Polly thought “marriage would be an end, a container. But it wasn’t a house I stepped into, it was only a gate I passed through” (p. 20). What does Polly mean by this? What were her expectations of marriage and motherhood? In what ways did her expectations fail her? In what ways did she, herself, fail?
Discuss the marriages in the book: Elena and Roger; Caitlin and Herbert; Dan and Chloe; and Russ and Melanie. Are all these relationships dysfunctional? Does Polly ever see a happy marriage? How do these relationships impact her own life and her own views on love?
When Polly is first tempted to kiss Steven, she thinks, “I remind myself that I have to be careful, that I need to protect Steven as much as myself” (p.47). Why does Polly need to be careful? In the end, is she careful? In what ways does she lead a careless life? In what ways does she try to protect herself and those she loves? Is she successful?
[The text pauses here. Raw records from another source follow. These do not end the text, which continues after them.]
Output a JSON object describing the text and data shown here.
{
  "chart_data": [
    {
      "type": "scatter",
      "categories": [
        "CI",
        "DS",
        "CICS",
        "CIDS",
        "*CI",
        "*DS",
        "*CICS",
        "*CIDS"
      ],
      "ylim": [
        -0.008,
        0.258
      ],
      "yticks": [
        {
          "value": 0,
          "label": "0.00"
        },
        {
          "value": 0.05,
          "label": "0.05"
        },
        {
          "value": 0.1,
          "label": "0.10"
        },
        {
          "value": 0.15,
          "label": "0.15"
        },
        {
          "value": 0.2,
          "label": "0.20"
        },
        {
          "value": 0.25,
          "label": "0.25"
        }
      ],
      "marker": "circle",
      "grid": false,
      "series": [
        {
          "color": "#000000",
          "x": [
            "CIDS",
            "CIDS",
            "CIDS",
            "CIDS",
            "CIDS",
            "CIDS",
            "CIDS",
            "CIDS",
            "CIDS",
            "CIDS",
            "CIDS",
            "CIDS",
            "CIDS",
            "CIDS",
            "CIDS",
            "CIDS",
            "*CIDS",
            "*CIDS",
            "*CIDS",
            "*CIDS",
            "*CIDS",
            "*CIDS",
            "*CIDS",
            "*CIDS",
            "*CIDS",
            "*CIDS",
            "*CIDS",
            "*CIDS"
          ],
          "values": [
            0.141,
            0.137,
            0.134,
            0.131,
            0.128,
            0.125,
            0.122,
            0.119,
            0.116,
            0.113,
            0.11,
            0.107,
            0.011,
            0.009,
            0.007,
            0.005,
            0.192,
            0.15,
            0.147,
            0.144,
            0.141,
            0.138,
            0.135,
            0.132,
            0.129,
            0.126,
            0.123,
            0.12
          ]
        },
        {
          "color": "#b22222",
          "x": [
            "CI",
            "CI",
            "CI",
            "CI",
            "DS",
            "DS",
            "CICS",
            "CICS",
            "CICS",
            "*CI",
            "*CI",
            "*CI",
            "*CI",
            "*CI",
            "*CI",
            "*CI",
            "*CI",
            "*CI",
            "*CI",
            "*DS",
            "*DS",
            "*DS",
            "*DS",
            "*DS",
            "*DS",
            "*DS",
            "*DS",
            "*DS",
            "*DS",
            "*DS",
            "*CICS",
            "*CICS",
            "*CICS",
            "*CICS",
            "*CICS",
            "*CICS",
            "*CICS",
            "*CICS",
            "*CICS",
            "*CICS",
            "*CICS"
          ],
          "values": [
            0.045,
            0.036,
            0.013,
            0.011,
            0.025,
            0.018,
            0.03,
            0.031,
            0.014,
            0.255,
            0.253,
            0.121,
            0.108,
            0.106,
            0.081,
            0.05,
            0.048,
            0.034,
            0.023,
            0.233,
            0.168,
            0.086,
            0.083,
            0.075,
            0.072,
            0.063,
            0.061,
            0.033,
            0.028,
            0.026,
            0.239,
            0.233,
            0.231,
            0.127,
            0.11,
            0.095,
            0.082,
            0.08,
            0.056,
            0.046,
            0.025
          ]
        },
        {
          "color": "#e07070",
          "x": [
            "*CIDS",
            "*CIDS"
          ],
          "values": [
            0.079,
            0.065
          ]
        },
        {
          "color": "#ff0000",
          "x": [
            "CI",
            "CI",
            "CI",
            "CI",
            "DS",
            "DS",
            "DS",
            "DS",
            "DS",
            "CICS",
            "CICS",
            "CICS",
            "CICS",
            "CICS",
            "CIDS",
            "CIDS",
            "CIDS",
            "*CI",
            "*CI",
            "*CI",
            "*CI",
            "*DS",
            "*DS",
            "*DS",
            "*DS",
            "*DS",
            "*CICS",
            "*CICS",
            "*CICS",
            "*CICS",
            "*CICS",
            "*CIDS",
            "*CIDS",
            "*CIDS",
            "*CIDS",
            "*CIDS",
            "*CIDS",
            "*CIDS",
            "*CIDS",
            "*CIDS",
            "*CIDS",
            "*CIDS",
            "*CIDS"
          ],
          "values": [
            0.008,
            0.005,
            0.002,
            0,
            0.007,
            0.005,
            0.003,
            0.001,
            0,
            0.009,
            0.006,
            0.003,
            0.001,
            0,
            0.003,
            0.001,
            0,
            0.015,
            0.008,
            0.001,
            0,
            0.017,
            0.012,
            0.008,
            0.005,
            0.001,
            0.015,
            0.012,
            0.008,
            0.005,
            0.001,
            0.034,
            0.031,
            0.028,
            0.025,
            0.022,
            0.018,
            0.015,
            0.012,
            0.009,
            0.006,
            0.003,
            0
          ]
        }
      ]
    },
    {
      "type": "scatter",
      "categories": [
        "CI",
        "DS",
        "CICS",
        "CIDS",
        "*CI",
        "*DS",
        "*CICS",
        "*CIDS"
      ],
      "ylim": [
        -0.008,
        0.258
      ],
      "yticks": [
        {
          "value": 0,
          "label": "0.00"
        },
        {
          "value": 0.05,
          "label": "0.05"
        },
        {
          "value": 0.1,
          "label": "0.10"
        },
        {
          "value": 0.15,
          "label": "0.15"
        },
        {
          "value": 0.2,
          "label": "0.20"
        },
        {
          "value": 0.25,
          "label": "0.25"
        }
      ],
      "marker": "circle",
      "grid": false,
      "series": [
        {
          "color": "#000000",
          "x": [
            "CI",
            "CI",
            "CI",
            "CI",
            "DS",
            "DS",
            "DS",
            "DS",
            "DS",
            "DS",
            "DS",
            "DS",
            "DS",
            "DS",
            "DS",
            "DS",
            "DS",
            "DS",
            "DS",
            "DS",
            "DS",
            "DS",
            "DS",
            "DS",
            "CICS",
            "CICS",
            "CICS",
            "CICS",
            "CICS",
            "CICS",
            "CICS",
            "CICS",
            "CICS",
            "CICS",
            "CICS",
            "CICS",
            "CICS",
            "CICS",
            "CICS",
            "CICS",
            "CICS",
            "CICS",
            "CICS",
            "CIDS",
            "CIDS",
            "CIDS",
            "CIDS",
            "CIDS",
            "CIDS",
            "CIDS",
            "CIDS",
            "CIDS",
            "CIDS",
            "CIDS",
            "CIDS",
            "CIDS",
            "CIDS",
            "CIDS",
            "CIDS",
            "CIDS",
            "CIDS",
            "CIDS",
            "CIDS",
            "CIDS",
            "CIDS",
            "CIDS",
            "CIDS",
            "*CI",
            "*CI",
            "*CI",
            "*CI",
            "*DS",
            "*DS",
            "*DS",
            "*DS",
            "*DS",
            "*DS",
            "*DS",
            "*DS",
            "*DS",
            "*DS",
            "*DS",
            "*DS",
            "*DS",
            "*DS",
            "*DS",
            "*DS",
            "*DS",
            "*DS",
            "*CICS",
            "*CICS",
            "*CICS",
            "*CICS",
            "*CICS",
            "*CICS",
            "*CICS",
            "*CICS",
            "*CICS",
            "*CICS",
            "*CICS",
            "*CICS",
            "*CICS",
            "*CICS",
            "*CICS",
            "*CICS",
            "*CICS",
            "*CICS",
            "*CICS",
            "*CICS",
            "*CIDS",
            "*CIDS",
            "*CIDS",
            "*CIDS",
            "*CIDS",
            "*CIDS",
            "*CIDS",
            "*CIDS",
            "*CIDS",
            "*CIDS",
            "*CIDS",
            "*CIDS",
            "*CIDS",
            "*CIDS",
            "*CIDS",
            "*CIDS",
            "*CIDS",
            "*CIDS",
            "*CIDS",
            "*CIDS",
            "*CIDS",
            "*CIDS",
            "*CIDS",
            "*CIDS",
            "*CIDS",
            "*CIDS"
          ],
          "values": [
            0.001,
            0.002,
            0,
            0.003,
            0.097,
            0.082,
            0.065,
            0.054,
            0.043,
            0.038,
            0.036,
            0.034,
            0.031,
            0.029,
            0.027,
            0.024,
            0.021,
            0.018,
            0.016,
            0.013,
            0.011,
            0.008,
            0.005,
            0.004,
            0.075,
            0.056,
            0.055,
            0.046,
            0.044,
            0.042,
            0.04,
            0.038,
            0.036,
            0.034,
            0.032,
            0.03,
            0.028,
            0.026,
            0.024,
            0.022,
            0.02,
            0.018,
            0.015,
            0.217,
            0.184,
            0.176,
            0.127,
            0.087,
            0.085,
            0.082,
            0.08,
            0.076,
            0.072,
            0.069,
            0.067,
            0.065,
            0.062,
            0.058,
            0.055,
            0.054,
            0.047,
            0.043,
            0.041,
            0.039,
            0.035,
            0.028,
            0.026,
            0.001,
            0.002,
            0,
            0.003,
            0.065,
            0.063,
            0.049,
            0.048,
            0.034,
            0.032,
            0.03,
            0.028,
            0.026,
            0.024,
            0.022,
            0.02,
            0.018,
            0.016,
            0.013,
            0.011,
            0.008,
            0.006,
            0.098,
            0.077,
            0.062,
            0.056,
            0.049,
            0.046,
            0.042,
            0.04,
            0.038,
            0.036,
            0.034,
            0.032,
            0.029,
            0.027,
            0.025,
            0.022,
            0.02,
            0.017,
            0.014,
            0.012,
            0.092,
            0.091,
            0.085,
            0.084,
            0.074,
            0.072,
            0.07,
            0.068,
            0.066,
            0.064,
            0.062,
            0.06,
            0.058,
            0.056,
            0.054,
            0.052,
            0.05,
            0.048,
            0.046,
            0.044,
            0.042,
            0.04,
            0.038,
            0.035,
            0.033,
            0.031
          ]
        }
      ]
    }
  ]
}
How does Polly view Chloe and Elena as mothers? How does she see her own mother? Do the other mothers whom she comes in contact with make her want to be a mother, or do they make her question her own abilities to be a good mother? Discuss the role of motherhood in this novel. How do the mothers in this novel help or hinder their children?
Polly ran away from her husband and small child. In what ways has she grown since then? In what ways is her life still out of control? Do you think her family creates more problems in her life, or do you think they want the best for her? In what ways do the Birdswells sabotage each other’s happiness? Why do you think this is?
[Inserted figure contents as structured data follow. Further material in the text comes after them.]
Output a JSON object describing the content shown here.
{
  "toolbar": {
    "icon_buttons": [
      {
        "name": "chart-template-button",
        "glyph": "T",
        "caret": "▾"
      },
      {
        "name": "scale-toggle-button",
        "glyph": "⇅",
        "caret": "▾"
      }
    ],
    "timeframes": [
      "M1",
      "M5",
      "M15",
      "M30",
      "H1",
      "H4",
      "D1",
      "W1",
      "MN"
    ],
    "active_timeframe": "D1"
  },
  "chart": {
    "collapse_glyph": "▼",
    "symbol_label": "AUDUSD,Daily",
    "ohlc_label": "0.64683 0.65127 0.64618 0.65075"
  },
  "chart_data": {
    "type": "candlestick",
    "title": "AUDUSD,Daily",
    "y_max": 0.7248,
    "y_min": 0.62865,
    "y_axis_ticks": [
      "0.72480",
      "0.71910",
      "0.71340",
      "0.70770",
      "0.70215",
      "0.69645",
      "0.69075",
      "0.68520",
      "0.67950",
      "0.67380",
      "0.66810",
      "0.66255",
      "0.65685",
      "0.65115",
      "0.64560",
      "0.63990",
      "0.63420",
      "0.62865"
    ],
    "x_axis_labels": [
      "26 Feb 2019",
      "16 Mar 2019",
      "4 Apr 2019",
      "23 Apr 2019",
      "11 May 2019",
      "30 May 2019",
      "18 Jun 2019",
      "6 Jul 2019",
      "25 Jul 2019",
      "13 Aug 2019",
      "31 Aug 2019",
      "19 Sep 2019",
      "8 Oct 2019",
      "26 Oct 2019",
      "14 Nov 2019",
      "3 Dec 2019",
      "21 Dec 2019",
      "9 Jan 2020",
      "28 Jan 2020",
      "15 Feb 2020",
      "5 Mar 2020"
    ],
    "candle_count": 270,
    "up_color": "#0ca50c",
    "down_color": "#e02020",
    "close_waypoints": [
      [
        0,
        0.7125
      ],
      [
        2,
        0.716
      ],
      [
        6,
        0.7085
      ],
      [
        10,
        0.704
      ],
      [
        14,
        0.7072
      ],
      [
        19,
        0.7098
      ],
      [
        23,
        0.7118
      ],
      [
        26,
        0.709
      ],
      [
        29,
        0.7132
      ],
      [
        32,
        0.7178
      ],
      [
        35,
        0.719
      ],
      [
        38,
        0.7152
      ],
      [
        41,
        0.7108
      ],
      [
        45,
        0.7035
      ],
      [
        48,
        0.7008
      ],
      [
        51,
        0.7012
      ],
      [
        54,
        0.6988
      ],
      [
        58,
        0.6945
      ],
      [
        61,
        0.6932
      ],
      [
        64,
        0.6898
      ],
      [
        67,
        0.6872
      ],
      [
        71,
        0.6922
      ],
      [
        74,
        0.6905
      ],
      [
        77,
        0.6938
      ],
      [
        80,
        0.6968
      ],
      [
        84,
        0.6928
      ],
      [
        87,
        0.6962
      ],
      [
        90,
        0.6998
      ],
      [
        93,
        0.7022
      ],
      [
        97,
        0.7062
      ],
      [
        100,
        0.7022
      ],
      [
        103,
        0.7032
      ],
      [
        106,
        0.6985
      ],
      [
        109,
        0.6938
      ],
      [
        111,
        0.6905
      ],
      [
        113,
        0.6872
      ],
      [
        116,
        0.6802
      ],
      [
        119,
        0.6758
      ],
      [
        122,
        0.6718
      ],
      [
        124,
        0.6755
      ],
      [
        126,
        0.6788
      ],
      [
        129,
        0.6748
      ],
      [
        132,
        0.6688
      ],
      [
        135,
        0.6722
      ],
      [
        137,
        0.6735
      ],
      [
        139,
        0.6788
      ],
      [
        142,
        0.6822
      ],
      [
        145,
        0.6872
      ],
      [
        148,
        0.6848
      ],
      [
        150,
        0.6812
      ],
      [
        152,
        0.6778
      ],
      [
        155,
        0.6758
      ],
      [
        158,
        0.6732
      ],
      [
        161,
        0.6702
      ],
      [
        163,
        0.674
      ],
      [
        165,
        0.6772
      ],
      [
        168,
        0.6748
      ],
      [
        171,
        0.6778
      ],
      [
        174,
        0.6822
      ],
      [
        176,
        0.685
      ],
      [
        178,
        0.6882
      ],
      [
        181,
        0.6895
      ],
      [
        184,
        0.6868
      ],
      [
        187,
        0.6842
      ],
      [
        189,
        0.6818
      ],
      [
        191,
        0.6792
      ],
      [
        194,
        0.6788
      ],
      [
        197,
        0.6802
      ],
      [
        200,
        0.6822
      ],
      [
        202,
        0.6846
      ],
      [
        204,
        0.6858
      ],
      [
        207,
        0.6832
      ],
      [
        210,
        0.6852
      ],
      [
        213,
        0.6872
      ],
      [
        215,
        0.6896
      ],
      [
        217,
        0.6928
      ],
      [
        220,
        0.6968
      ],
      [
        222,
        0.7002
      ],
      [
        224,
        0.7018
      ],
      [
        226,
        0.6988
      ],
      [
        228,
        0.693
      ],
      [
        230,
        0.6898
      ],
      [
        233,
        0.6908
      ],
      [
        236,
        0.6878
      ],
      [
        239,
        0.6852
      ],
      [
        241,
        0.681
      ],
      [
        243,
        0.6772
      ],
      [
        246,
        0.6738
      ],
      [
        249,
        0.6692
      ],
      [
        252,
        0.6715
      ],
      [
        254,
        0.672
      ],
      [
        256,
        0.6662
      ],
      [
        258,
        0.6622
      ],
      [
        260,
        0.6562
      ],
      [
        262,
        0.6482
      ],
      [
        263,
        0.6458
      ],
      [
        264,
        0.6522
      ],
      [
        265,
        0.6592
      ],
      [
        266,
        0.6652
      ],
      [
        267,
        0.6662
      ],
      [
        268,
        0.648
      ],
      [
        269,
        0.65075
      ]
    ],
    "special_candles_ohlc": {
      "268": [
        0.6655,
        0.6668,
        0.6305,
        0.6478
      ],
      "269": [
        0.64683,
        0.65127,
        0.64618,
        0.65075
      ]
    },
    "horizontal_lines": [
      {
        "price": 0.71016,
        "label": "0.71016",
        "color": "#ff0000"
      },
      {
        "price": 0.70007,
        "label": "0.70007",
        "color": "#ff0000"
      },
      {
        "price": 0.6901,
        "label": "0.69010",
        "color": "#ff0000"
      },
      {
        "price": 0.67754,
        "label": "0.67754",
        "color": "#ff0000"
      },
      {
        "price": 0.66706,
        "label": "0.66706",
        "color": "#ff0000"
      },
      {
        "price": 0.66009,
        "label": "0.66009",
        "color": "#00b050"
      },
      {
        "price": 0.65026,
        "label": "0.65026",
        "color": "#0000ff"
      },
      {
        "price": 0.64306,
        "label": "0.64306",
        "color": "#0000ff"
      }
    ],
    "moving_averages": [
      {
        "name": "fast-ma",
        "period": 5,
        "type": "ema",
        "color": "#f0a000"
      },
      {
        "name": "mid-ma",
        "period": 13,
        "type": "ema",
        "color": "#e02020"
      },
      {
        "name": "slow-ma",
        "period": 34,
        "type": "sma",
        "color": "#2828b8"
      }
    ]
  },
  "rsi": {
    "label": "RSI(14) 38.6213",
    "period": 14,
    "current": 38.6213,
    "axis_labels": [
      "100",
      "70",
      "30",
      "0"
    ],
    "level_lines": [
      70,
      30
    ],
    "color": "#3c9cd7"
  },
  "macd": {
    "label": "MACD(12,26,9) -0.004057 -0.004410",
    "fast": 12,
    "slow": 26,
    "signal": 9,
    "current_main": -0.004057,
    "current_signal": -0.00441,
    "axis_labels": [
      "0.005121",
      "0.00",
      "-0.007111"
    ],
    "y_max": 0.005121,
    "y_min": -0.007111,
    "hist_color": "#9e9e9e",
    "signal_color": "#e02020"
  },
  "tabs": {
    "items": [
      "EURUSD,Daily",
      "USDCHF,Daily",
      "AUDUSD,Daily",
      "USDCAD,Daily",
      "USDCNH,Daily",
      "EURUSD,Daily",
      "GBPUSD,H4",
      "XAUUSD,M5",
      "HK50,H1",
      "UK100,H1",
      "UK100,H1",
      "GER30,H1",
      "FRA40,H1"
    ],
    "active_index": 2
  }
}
Why does Polly go to see Wally? Do you think she really intends to sue for custody of Monroe? Why or why not? What leads her to sleep with Wally? What other dangerous behaviors does Polly engage in throughout the novel?
Why does Polly begin drinking again? What is she trying to escape from? Do you think Polly is responsible enough to be a full-time parent to Monroe when her sobriety is so tenuous?
When Polly needs to get sober, she goes to Bride Island. Why? What does the island represent to her? In what ways does she find solace and comfort there? In what ways is returning to the island a masochistic act?
How does death affect the Birdswell family? How does Herbert’s death affect them? Roger’s death? The deaths of their childhood? Why do they continue to be haunted by the ghosts of their past? In what ways does each of these deaths change them?
Discuss each of the Birdswell siblings. How do they grow throughout the novel? Do you think their relationships with one another improve? What factors contribute to this? How does life pull them apart and bring them together?
What do you think of Polly’s relationship with Colin? What was their relationship like when he was alive? Has it changed since he died? Do you think it’s possible that Colin let himself drown? Why or why not? In what ways does Colin’s death—and life—influence Polly’s life? Do you think she will ever let Colin go?
In what ways is Russ a destructive force in the Birdswell family? What do you think motivates him? How do his decisions affect them all? Caitlin tells Polly that she gave Russ the island because he needed it more than Polly. Do you think that’s true? How are Polly’s needs different from Russ’s in respect to the island? Who do you think stands to gain more from its ownership?
How does Roger’s death serve as a reality-check for the entire Birdswell family? Do you think he committed suicide? Why?
Why do you think Dan agrees to go on the river trip with Polly? Discuss the river trip. What changes for both Polly and Dan during the trip? What do they learn about each other?
The portions of the novel that take place on Bride Island are written in present tense, while the rest of the novel is written in past tense. Why do you think that is? What is the effect of this device? In what way is Polly’s present life on the island?
How is Polly ultimately redeemed at the end of the novel? Were you satisfied with the arrangement she and Dan made in regards to Monroe’s visits? Do you think Polly is satisfied? Why or why not?